Das Gebet war kurz, aber innig, voll scharfer, persönlicher Beziehungen. Die Spinnräder in dem Außenzimmer unterbrachen ihr Geschnurr, und eine allgemeine Bewegung bewies, daß Alle dort aufgestanden waren, sich der Andacht zuzugesellen. Einer oder zwei sogar von ihnen, angetrieben durch größere Frömmigkeit, oder höhere Theilnahme, zogen sich näher an die offene Thür zwischen den Zimmern, um besser zu hören. Mit dieser seltsamen, aber bezeichnenden Unterbrechung stockte völlig jener besondere Zweig des Gesprächs, der zu ihr Veranlassung gegeben.

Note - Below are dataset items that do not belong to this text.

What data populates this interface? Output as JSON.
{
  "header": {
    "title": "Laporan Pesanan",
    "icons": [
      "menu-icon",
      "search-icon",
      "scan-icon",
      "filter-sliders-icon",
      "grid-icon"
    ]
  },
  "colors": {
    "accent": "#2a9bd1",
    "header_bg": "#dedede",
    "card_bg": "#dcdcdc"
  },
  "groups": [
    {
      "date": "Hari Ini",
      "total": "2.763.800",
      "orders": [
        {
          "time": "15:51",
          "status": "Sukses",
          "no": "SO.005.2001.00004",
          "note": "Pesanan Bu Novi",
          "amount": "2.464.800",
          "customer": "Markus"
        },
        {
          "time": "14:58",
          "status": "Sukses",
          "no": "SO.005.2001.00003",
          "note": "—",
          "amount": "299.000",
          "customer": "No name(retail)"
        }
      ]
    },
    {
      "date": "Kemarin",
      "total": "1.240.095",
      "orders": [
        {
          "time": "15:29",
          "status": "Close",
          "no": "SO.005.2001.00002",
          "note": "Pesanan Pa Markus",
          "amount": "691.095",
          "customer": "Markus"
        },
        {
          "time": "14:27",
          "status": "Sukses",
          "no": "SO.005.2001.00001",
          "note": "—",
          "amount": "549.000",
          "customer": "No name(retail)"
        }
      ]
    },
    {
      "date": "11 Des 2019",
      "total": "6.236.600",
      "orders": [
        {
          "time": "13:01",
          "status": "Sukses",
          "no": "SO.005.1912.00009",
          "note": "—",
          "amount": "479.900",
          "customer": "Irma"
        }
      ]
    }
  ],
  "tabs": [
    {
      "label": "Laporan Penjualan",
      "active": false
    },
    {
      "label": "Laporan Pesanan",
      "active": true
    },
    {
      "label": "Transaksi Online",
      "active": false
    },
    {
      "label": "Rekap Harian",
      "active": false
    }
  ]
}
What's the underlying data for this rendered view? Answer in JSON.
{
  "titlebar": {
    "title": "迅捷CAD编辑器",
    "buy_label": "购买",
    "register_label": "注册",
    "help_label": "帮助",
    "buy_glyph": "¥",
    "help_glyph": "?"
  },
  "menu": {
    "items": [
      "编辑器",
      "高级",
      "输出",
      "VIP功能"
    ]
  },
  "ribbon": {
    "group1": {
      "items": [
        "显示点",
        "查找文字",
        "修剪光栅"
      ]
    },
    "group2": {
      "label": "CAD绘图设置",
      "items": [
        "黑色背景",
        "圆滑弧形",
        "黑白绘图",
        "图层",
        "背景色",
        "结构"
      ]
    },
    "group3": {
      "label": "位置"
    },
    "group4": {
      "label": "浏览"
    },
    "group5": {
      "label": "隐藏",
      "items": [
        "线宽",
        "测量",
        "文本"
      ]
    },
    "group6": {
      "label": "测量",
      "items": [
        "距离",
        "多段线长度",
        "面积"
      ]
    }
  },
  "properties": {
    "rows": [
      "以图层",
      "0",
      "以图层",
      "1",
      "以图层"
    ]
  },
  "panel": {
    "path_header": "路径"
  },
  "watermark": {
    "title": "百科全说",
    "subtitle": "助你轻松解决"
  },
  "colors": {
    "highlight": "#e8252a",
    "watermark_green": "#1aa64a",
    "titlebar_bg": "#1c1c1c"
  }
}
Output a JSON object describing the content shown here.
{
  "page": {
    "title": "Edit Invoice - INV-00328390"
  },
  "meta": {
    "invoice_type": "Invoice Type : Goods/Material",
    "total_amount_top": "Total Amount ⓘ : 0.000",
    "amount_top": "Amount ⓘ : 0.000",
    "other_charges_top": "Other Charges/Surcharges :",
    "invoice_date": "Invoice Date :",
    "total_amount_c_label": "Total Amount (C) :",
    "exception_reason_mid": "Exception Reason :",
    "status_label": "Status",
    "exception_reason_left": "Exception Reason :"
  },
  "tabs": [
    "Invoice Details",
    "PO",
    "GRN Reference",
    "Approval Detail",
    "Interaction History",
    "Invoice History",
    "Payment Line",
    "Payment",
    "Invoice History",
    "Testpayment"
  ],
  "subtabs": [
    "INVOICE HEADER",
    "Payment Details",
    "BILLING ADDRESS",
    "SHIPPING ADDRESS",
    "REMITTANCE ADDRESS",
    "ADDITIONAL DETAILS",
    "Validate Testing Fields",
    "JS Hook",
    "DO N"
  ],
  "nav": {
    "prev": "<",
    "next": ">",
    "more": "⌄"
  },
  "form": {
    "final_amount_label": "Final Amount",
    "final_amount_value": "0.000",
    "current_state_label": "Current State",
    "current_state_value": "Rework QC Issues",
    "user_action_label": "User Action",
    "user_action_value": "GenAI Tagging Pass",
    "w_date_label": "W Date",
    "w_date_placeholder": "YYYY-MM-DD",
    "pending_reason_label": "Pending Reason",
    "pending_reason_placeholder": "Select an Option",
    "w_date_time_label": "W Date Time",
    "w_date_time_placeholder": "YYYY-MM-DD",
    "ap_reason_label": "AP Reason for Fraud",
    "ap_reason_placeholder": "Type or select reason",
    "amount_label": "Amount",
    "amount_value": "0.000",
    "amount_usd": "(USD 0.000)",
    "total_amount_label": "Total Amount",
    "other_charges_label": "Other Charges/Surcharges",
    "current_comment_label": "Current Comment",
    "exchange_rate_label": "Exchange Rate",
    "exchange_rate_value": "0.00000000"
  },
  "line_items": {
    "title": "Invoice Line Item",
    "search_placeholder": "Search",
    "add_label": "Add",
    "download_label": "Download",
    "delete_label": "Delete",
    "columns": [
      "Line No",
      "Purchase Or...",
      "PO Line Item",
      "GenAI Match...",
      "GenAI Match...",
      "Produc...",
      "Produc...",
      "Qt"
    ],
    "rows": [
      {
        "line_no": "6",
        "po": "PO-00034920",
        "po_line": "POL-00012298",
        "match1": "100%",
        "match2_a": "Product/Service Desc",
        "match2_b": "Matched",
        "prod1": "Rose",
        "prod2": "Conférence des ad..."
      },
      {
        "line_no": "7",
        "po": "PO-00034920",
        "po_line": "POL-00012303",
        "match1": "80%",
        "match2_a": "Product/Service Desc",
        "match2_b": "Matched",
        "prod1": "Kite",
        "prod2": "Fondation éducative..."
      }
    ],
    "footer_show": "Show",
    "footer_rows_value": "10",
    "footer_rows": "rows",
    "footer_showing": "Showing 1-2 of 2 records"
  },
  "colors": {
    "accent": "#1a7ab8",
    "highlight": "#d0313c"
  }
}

»Ist vielleicht Grund vorhanden, einen Aufstand der Wilden an den Grenzen zu befürchten?« fragte Contentius, als er fand, daß das aufgeregte Gemüth seines Vaters noch nicht hinlänglich beruhigt worden, um zur Untersuchung weltlicher Dinge sich zurückzuwenden; »Jemand, der von den Städten unten vor einigen Monaten Waaren brachte, gab uns durch 46 seine Erzählungen Grund, Bewegungen unter den Rothen zu befürchten.«
Der Gegenstand hatte für den Fremden nicht hinlängliches Interesse, daß er darauf gehört hätte. Er war gegen die Frage taub, oder hielt es für gut, Taubheit dagegen zu affectiren. Seine beiden großen und vom Wetter zerschlagenen, doch immer noch nervigen Hände auf ein Gesicht legend, das durch die Witterung, der er sich ausgesetzt, sehr gebräunt worden, schien er die Gegenstände der Welt von sich auszuschließen, während er innig, und, wie ein leichtes Zittern verrieth, das selbst seinen mächtigen Bau erschüttere, in großer Erregung mit seinen Gedanken verkehrte.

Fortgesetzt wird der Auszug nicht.